See how much suitability matters? It really isn’t prejudice; it’s more a case of the judge looking for the most ideal match for the competition and for the rider.

Liked this article? Here’s more advice for successful showing:
Show Survival Tips
Show Where You’ll Shine
Horse Show Nerves


  1. I don’t think judges should be able to mark you down for being smaller with a big horse. I’m only 5’3 and petite, and happen to have a very difficult to ride 17.3hh thoroughbred, but we work together very well because of how much we’ve worked. Other then that this was very informative and a great article.

  2. Well, I think that judges should concentrate on wether or not the horse and rider get the job done or not. If their ‘un-suitability’ is really an issue, it will prevent them from performing well. There is no need to place someone out of the ribbons because their horse is the wrong size, for example, if they performed well.

  3. This was a very informative article, and I appreciate all of the insight it gave. However, I must say that I don’t completly agree with it. My horse is a big horse because it’s hard to keep her weight down. According to this article, a judge would score her low in a jumping class due to this. But my horse is a great jumper. She really enjoys it and we have come a long way together in the jumping ring. When she is looking her best, she has a hunter’s conformation, but that is not often. I just think judges should look more at the performance than the appearance.

  4. I also think that judges should pay more attention to the horse & rider’s performance rather than appearence. ‘Cause it just seems like predjudice any other way, even if the judges say it isn’t. And some people just can’t afford to buy a horse that the judge will think is “suitable” & are probably attached to the horse they already have.

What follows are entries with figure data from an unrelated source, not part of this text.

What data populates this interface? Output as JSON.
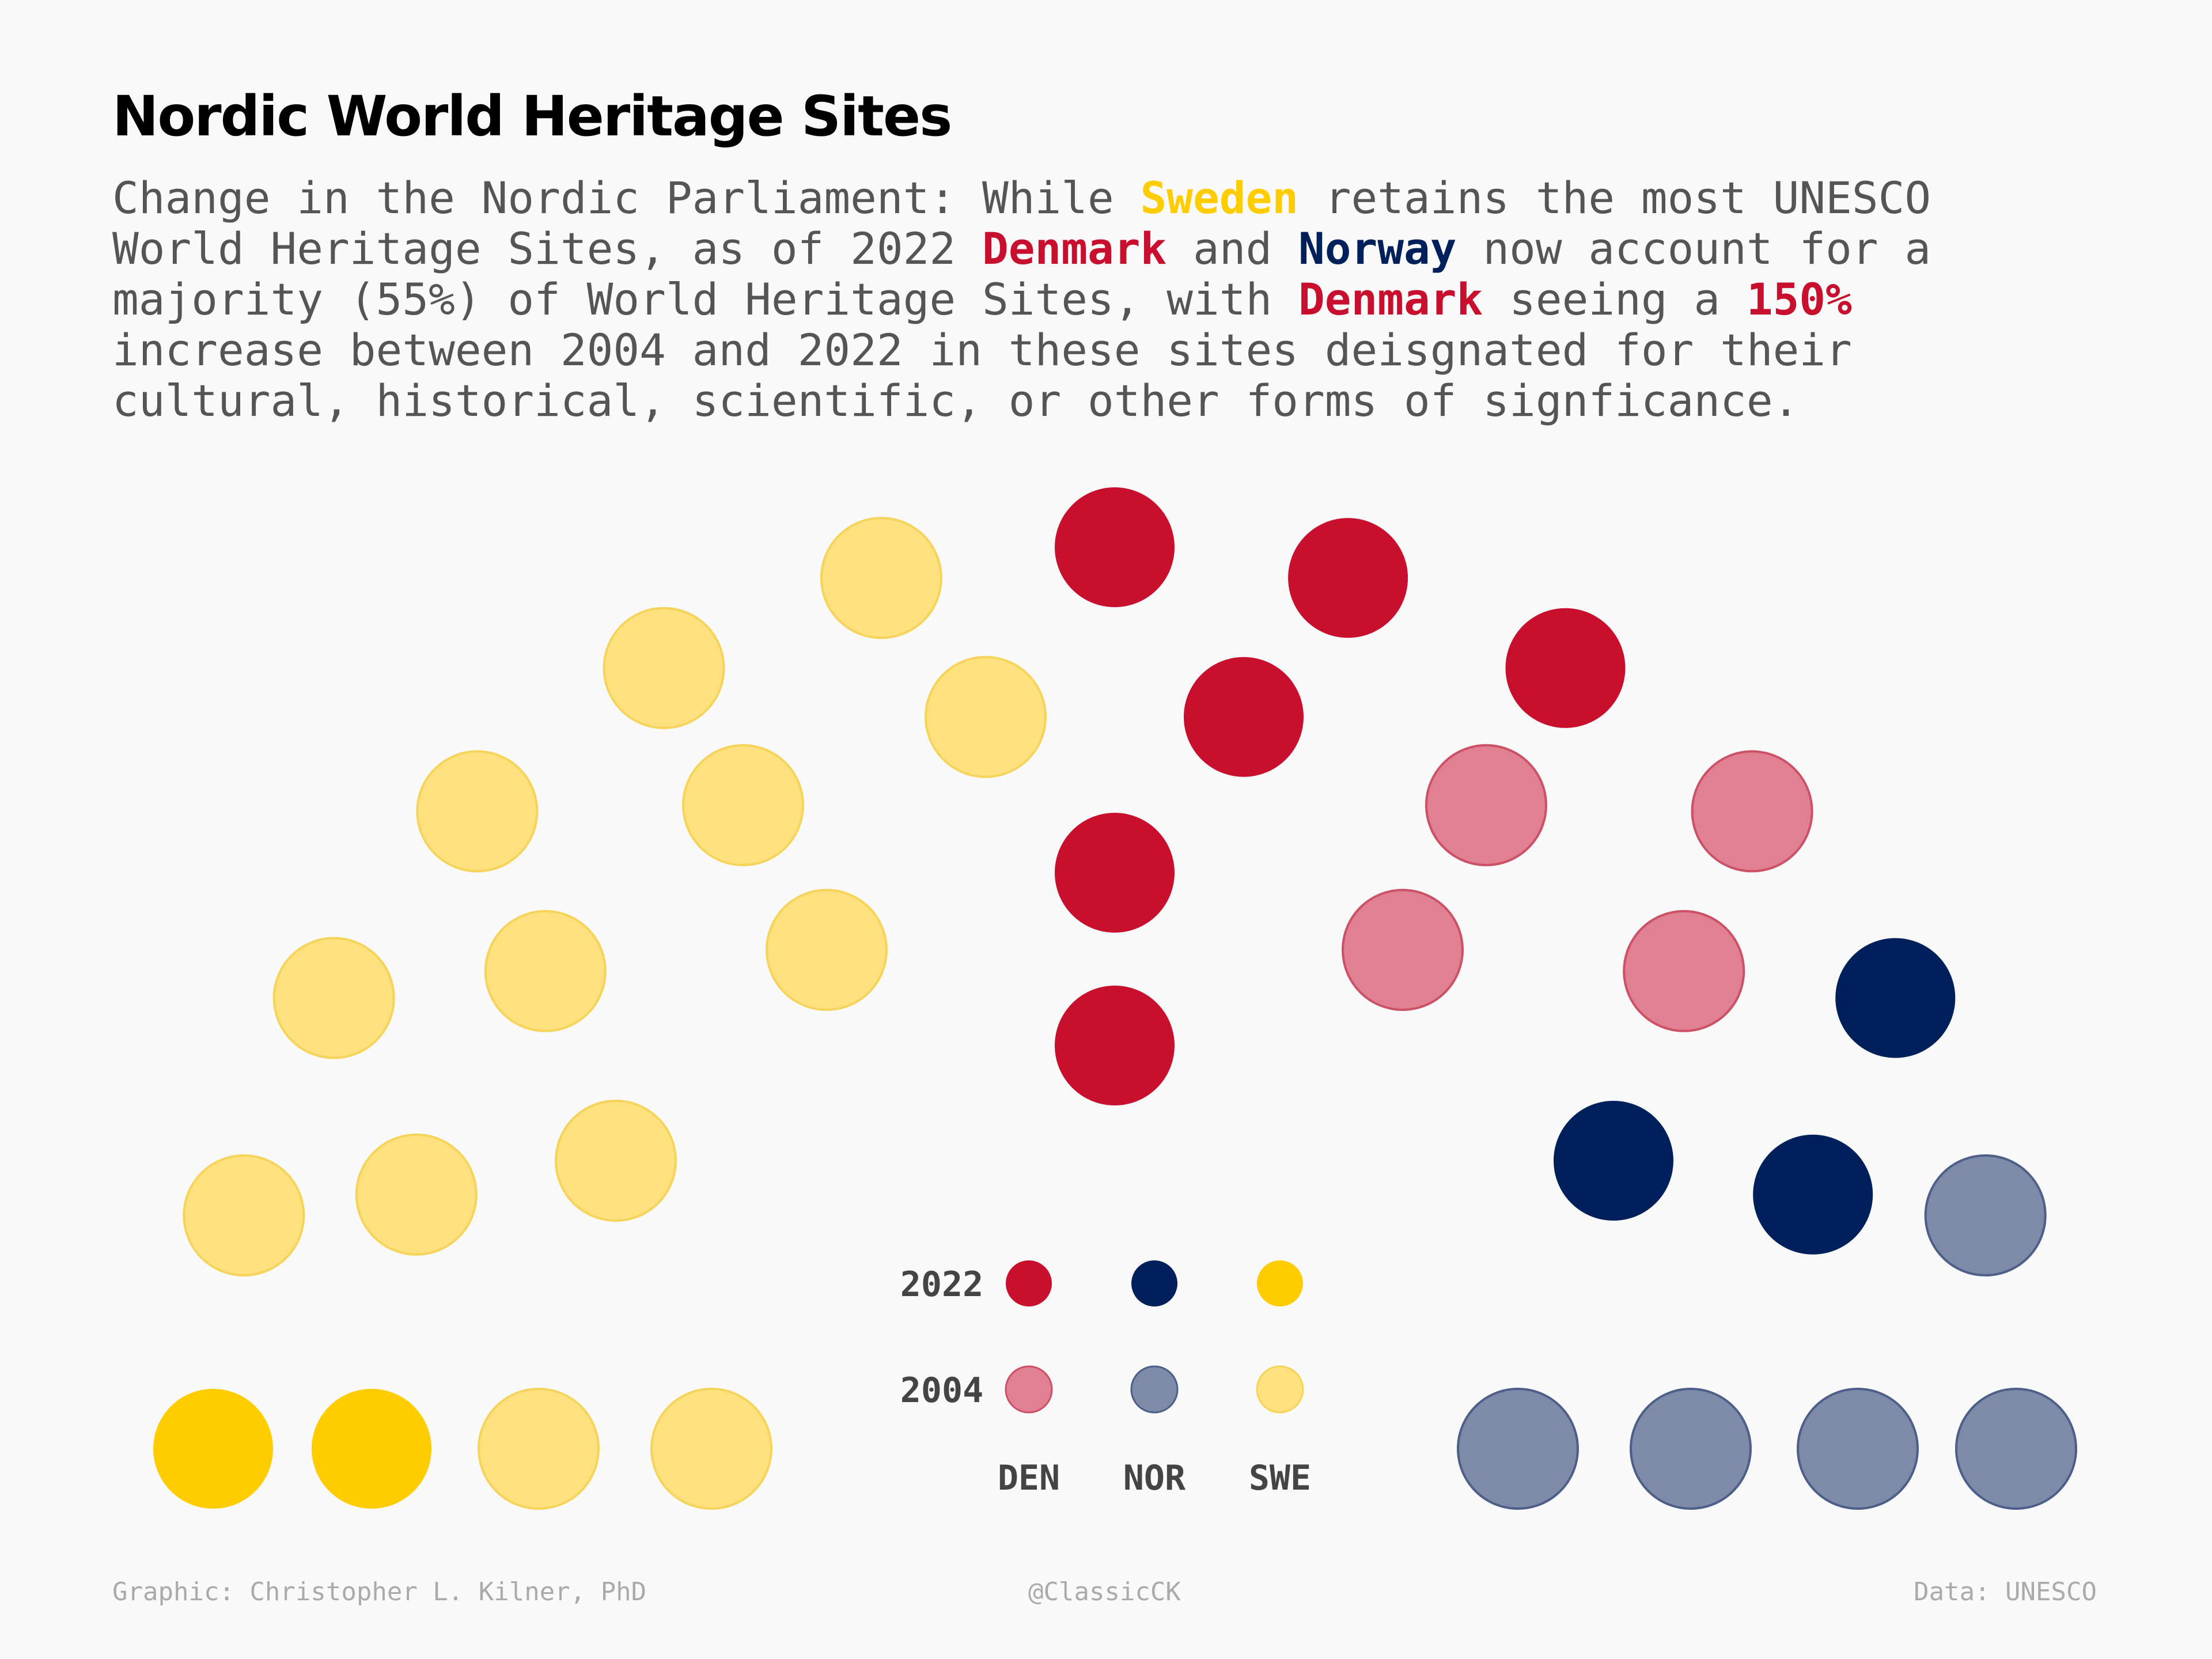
{
  "title": "Nordic World Heritage Sites",
  "subtitle": {
    "lines": [
      [
        {
          "text": "Change in the Nordic Parliament: While ",
          "style": ""
        },
        {
          "text": "Sweden",
          "style": "swe"
        },
        {
          "text": " retains the most UNESCO",
          "style": ""
        }
      ],
      [
        {
          "text": "World Heritage Sites, as of 2022 ",
          "style": ""
        },
        {
          "text": "Denmark",
          "style": "den"
        },
        {
          "text": " and ",
          "style": ""
        },
        {
          "text": "Norway",
          "style": "nor"
        },
        {
          "text": " now account for a",
          "style": ""
        }
      ],
      [
        {
          "text": "majority (55%) of World Heritage Sites, with ",
          "style": ""
        },
        {
          "text": "Denmark",
          "style": "den"
        },
        {
          "text": " seeing a ",
          "style": ""
        },
        {
          "text": "150%",
          "style": "den"
        }
      ],
      [
        {
          "text": "increase between 2004 and 2022 in these sites deisgnated for their",
          "style": ""
        }
      ],
      [
        {
          "text": "cultural, historical, scientific, or other forms of signficance.",
          "style": ""
        }
      ]
    ]
  },
  "colors": {
    "den_2022": "#c8102e",
    "den_2004": "#e08090",
    "nor_2022": "#00205b",
    "nor_2004": "#7d8aa8",
    "swe_2022": "#ffcc00",
    "swe_2004": "#fce17e"
  },
  "chart_data": {
    "type": "parliament",
    "title": "Nordic World Heritage Sites",
    "parties": [
      {
        "code": "SWE",
        "name": "Sweden",
        "sites_2004": 13,
        "sites_2022": 15
      },
      {
        "code": "DEN",
        "name": "Denmark",
        "sites_2004": 4,
        "sites_2022": 10
      },
      {
        "code": "NOR",
        "name": "Norway",
        "sites_2004": 5,
        "sites_2022": 8
      }
    ],
    "seat_order": [
      "SWE",
      "SWE",
      "SWE",
      "SWE",
      "SWE",
      "SWE",
      "SWE",
      "SWE",
      "SWE",
      "SWE",
      "SWE",
      "SWE",
      "SWE",
      "SWE",
      "SWE",
      "DEN",
      "DEN",
      "DEN",
      "DEN",
      "DEN",
      "DEN",
      "DEN",
      "DEN",
      "DEN",
      "DEN",
      "NOR",
      "NOR",
      "NOR",
      "NOR",
      "NOR",
      "NOR",
      "NOR",
      "NOR"
    ],
    "seat_years": [
      "2022",
      "2022",
      "2004",
      "2004",
      "2004",
      "2004",
      "2004",
      "2004",
      "2004",
      "2004",
      "2004",
      "2004",
      "2004",
      "2004",
      "2004",
      "2022",
      "2022",
      "2022",
      "2022",
      "2022",
      "2022",
      "2004",
      "2004",
      "2004",
      "2004",
      "2022",
      "2022",
      "2022",
      "2004",
      "2004",
      "2004",
      "2004",
      "2004"
    ],
    "legend": {
      "rows": [
        "2022",
        "2004"
      ],
      "columns": [
        "DEN",
        "NOR",
        "SWE"
      ]
    }
  },
  "footer": {
    "left": "Graphic: Christopher L. Kilner, PhD",
    "center": "@ClassicCK",
    "right": "Data: UNESCO"
  }
}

  5. I agree w/ K, New London and the others. A lot of riders are anything but rich, so we buy horses that suit US. My horse is pretty much all around, so he can ride English or Western, trail class or barrel racing. I don’t think it would be fair if a less “suitable” horse did perfect, but didn’t get a ribbon because another horse was more “suitable”.
    U can’t fix a horse’s conformation. Anyways, the article was good.

  6. I have to disagree with this article. I ride a BLM Mustang. She’s 14.3 if she stands up really tall and might weigh in around 900 lbs. I show her in Western performance classes where a QH or other stock breed would definitely rule and she wins. She wins because she does the best job and isn’t that the objective of the judges—to pin the horse that does the best job? Too many judges have “breed prejudices” and it shows in their work. How many of you have an Appaloosa(a real one with spots), a Pinto or some other horse with a lot of chrome and a lot of talent that won’t get pinned because the judge believes the “proper” horse for the job should have little or no white? It happened to me when I tried to use my very talented Appaloosa mare in hunter classes—we consistently did at least a job that should put us in the ribbons yet we were excused because my mare wasn’t the “right” color or the “right” breed.

  7. I have a 5 year old quarter horse mare that I bought when she was a weanling. She is my first horse and I have trained her myself and broke her to ride. Yet, this matters little to the judges of course. It’s very frustrating to see riders who only do so well because they are riding a horse that is so dead broke, a person who has never ridden before could get a blue ribbon in the class. Even more frustrating is the fact that at every show I go to, audience members and fellow exhibitors compliment me on my horse, my riding, etc., but the judges have a completely different view. My worst experience was in a trail class where my horse and I made only one small error, while another rider’s horse spooked and reared in the middle of the course; I was given last place while the misbehaving horse was several places above me.

  8. I think that judges should be looking for a “natural” breed look. When has anyone seen a QH walking with its mule nearly touching the ground. Or gaited horses, walking with its knees nearly touching its chest. These are man made looks. Our 4-H group, is ask to ride bareback, or with just a halter on.